Unlike the \({\chi}^2\) test, approximate fit indices do not have a corresponding p-value. Given that these indices essentially function as effect size measures that capture the degree of misfit in the model, the difficulty lies in how to interpret them and which cutoff values to use (if any). Researchers often rely on a set of fixed cutoff values derived from a simulation study conducted by Hu and Bentler16, which has over 96,000 citations as of 2022. This simulation study produced the well-known cutoff values of SRMR < .08, RMSEA < .06, and CFI > .95. However, interpretations of the results from simulations studies are limited to the conditions sampled in the simulation study. Hu and Bentler manipulated the sample size (from 250 – 5000), the number and type of misspecifications (omitted crossloadings and omitted factor covariances), and the normality of the factors and errors. However, they did not manipulate the number of factors (3), the number of items (15), the magnitude of the factor loadings (.7 - .8), or the model type (single level CFA estimated using maximum likelihood estimation).

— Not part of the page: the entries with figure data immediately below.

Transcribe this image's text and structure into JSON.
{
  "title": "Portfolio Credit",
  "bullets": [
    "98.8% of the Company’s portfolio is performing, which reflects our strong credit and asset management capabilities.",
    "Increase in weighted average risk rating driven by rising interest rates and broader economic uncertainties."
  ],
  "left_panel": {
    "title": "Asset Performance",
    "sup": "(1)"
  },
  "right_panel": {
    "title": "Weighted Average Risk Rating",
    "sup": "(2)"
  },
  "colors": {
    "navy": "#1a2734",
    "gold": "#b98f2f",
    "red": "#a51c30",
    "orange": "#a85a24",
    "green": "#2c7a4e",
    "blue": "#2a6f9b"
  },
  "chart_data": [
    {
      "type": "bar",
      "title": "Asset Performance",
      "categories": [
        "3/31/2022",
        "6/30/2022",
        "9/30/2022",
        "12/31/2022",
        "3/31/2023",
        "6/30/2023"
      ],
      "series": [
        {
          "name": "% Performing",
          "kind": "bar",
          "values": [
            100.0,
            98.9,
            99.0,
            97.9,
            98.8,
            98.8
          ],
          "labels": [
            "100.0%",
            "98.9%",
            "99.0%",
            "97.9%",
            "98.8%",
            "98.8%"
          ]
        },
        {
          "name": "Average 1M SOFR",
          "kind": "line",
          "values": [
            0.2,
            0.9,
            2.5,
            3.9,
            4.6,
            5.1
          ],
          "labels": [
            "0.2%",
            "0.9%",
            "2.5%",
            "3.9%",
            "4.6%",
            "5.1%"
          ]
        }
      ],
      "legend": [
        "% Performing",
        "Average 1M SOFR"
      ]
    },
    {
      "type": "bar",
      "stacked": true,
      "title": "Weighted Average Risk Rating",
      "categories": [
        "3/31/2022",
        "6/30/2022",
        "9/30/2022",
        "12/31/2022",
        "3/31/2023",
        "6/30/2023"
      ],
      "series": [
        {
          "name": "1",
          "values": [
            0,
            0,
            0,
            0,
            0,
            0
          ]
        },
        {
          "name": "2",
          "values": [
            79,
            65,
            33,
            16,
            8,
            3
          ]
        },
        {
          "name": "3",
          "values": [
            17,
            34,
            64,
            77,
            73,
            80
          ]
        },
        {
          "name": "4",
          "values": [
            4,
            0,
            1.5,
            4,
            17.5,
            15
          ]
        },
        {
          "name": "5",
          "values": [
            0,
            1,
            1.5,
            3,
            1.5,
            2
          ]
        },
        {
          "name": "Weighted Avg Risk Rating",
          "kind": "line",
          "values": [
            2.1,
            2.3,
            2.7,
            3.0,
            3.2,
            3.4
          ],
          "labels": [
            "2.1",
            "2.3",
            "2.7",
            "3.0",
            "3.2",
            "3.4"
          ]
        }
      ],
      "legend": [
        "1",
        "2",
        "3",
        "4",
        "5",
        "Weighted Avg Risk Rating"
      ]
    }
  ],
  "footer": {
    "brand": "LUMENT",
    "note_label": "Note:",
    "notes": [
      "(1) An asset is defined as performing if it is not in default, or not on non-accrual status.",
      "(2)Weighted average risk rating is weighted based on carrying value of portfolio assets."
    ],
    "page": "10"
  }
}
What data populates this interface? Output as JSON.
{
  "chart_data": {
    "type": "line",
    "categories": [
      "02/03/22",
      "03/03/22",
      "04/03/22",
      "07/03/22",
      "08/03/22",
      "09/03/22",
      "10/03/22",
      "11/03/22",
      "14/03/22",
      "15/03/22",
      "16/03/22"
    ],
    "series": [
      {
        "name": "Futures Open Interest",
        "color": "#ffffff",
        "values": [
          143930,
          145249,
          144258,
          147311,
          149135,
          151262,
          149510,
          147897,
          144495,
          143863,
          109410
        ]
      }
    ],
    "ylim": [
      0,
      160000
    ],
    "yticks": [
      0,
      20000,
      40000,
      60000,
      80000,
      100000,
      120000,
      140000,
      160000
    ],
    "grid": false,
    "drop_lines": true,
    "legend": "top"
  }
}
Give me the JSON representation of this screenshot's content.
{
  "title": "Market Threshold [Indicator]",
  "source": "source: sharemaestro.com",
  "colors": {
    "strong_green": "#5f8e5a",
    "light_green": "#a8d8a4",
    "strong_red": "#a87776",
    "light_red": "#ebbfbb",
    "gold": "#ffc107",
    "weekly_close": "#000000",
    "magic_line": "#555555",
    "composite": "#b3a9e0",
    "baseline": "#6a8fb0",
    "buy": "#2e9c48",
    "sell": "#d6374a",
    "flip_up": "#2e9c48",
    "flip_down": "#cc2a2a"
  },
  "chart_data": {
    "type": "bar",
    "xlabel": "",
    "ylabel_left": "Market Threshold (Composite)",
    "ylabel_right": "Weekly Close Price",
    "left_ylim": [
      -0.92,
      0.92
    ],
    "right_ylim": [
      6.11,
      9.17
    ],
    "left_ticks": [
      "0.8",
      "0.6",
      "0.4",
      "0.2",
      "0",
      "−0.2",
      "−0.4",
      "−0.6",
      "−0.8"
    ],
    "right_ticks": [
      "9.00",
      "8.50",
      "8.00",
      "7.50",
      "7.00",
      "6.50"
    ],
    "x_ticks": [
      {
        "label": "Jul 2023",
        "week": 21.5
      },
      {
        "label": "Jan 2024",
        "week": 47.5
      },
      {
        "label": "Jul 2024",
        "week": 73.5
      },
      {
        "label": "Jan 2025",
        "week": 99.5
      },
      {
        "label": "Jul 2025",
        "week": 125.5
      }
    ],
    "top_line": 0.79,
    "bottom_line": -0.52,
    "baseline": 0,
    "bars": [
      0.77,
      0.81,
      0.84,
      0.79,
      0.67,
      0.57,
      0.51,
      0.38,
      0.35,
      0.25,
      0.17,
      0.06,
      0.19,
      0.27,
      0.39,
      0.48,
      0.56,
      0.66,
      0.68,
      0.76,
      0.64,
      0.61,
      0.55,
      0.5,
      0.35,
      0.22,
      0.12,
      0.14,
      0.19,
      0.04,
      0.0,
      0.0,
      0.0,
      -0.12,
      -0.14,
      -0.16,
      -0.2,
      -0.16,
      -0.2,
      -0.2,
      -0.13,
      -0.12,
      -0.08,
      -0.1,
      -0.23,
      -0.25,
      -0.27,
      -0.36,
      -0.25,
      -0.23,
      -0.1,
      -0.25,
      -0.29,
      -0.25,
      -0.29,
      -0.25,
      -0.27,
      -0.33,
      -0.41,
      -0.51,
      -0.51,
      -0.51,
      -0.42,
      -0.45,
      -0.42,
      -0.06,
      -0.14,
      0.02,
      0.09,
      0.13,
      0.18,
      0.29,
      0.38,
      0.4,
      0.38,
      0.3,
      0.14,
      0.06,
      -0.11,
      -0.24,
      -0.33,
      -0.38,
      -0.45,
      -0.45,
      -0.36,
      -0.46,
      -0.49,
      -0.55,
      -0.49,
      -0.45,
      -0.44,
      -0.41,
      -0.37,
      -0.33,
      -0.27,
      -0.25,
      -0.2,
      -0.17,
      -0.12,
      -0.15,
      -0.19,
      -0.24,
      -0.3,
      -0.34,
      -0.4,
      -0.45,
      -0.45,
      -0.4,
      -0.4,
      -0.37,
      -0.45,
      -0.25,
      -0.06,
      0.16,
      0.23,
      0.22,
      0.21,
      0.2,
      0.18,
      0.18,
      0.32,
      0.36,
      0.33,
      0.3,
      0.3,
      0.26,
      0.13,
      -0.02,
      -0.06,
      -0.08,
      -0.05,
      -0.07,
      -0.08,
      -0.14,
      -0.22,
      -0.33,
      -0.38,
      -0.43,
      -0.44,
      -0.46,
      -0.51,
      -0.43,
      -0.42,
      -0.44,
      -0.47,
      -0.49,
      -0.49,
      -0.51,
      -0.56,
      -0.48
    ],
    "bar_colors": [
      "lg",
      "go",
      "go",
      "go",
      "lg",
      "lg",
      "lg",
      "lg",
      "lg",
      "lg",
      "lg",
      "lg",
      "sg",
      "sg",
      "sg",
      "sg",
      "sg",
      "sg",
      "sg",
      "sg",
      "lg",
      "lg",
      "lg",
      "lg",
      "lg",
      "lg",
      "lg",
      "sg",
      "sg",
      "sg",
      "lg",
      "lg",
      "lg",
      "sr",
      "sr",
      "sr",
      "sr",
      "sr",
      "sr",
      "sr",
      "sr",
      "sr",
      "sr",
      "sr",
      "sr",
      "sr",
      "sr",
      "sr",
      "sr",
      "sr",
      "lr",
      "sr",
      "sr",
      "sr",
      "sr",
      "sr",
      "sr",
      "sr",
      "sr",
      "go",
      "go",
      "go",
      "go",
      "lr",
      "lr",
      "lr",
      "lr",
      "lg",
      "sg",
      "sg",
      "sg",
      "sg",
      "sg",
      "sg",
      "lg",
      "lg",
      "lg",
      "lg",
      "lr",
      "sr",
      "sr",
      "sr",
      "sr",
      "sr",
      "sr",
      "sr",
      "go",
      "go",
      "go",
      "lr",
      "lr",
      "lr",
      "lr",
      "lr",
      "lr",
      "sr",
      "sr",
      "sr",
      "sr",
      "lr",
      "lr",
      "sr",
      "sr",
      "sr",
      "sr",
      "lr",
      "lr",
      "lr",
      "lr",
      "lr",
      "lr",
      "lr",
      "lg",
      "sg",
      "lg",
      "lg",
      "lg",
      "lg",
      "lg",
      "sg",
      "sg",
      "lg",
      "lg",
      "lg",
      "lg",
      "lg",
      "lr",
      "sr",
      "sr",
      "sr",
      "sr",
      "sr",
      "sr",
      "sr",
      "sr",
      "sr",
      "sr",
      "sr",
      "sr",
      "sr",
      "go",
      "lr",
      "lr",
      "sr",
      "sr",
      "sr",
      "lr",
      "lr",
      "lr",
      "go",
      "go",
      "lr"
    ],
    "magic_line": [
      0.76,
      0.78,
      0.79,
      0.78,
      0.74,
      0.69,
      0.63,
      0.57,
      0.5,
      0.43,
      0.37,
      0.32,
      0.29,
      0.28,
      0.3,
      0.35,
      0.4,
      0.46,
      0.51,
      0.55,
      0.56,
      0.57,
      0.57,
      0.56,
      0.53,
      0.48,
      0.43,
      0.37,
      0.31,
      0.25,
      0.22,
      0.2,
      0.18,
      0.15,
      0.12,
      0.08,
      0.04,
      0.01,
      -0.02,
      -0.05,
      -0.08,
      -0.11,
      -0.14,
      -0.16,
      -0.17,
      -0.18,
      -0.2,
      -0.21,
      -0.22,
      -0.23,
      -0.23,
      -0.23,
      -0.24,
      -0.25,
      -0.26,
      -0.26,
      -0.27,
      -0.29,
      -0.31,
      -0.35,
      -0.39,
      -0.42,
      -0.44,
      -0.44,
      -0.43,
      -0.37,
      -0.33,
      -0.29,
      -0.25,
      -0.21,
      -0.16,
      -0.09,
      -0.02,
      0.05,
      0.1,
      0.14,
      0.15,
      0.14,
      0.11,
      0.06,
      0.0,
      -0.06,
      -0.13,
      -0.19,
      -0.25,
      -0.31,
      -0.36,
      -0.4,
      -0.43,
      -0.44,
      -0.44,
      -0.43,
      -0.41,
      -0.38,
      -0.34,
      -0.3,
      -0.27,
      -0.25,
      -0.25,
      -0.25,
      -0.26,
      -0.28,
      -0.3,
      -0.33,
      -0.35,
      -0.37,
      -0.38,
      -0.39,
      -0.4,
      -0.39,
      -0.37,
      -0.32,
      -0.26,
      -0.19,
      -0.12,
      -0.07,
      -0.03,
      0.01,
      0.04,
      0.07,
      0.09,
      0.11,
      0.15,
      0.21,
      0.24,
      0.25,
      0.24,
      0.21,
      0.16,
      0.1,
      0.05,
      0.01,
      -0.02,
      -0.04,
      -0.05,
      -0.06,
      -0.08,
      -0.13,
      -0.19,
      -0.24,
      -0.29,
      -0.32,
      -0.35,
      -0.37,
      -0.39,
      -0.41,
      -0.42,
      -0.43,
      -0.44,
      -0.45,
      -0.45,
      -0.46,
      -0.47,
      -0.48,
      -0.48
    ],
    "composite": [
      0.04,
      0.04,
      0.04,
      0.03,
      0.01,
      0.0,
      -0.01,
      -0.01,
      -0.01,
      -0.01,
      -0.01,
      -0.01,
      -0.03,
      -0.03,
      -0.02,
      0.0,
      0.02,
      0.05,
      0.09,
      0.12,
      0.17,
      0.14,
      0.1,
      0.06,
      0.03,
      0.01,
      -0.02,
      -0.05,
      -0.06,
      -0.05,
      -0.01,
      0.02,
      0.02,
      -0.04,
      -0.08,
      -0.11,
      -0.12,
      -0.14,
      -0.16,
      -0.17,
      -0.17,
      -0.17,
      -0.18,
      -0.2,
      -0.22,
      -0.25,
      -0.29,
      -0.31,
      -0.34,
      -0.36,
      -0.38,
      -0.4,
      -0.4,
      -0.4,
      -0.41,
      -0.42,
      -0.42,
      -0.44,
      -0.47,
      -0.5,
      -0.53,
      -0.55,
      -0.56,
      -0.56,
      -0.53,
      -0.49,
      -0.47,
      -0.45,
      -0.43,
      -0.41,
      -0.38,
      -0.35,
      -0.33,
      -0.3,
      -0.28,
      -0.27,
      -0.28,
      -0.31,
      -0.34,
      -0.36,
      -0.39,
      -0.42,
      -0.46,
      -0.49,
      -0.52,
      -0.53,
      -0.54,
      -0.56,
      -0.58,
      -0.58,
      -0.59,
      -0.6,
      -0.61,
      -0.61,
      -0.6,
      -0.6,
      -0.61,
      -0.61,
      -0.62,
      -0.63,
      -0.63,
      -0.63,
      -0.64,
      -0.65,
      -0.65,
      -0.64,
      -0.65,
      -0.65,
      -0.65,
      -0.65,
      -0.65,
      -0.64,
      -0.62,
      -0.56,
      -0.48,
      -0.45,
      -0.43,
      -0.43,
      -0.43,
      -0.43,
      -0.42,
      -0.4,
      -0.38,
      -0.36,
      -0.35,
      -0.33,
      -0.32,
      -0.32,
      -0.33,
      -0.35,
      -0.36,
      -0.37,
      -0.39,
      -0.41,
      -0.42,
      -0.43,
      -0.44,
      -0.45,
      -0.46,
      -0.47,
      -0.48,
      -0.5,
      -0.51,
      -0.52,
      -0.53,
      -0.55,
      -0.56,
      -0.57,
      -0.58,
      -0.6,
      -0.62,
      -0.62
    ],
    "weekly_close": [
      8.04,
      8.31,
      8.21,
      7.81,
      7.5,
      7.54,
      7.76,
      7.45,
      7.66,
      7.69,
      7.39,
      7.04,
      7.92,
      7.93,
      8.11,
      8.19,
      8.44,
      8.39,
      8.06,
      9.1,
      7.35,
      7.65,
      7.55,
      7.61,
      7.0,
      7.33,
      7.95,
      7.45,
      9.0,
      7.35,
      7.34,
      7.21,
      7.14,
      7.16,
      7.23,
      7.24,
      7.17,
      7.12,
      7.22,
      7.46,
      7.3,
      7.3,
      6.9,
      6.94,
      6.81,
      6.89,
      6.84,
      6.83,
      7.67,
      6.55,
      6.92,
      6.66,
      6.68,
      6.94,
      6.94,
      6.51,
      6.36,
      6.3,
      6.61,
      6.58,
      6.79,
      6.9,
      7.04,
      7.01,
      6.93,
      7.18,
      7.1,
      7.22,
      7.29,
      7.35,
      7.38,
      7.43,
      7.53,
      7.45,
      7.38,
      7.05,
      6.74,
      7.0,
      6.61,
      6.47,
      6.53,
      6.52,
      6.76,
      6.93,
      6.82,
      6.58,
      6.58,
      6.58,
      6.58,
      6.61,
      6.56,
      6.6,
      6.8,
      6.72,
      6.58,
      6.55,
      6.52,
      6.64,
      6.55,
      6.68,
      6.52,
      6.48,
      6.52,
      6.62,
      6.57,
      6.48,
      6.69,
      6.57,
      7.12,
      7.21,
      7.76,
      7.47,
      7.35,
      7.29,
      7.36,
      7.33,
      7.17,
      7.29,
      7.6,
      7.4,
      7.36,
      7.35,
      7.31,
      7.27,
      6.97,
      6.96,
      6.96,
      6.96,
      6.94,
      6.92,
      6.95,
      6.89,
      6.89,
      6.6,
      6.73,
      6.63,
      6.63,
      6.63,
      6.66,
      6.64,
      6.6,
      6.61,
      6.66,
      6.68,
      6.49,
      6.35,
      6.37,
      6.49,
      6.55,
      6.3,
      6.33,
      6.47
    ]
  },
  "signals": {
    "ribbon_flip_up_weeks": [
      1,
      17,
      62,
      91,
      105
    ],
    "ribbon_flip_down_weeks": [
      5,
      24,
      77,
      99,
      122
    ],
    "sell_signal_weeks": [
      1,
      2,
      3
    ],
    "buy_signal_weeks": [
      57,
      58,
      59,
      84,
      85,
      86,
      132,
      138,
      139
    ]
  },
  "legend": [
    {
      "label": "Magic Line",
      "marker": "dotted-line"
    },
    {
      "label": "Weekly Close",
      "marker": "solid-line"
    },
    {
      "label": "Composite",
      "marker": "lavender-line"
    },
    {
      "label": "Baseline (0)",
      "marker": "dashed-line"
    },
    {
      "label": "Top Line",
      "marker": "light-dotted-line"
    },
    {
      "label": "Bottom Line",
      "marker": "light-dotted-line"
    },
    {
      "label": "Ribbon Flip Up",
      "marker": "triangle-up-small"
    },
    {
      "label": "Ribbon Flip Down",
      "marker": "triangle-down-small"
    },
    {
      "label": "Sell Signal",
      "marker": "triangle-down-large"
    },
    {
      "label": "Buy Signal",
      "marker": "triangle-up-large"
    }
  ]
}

Several studies have demonstrated that these fixed cutoff values cannot reliably be extrapolated to other model subspaces (e.g., one-factor models, multi-factor models with stronger or weaker loadings, or models with fewer or greater numbers of items or factors). In other words, if a researcher evaluates the fit of a single-level CFA model that does not have 15 items, 3 factors, and a sample size between 250 – 5000, the cutoff values derived from Hu and Bentler’s study cannot be used to reliably determine if there is substantial misfit in the model1. Most concerning is the “reliability paradox” which stipulates that lower loadings (e.g., a smaller reliability coefficient) are associated with “better” values of approximate fit indices11,17–20. In other words, holding all else equal, as factor loadings decrease, the SRMR and the RMSEA will also decrease, mistakenly leading researchers to conclude that less reliable models fit the data better (when compared to a set of fixed cutoff values). If Hu and Bentler had varied the factor loadings in their original simulation study, it is possible that they would have been unable to recommend a set of fixed cutoff variables since fit indices are so sensitive to loading magnitude.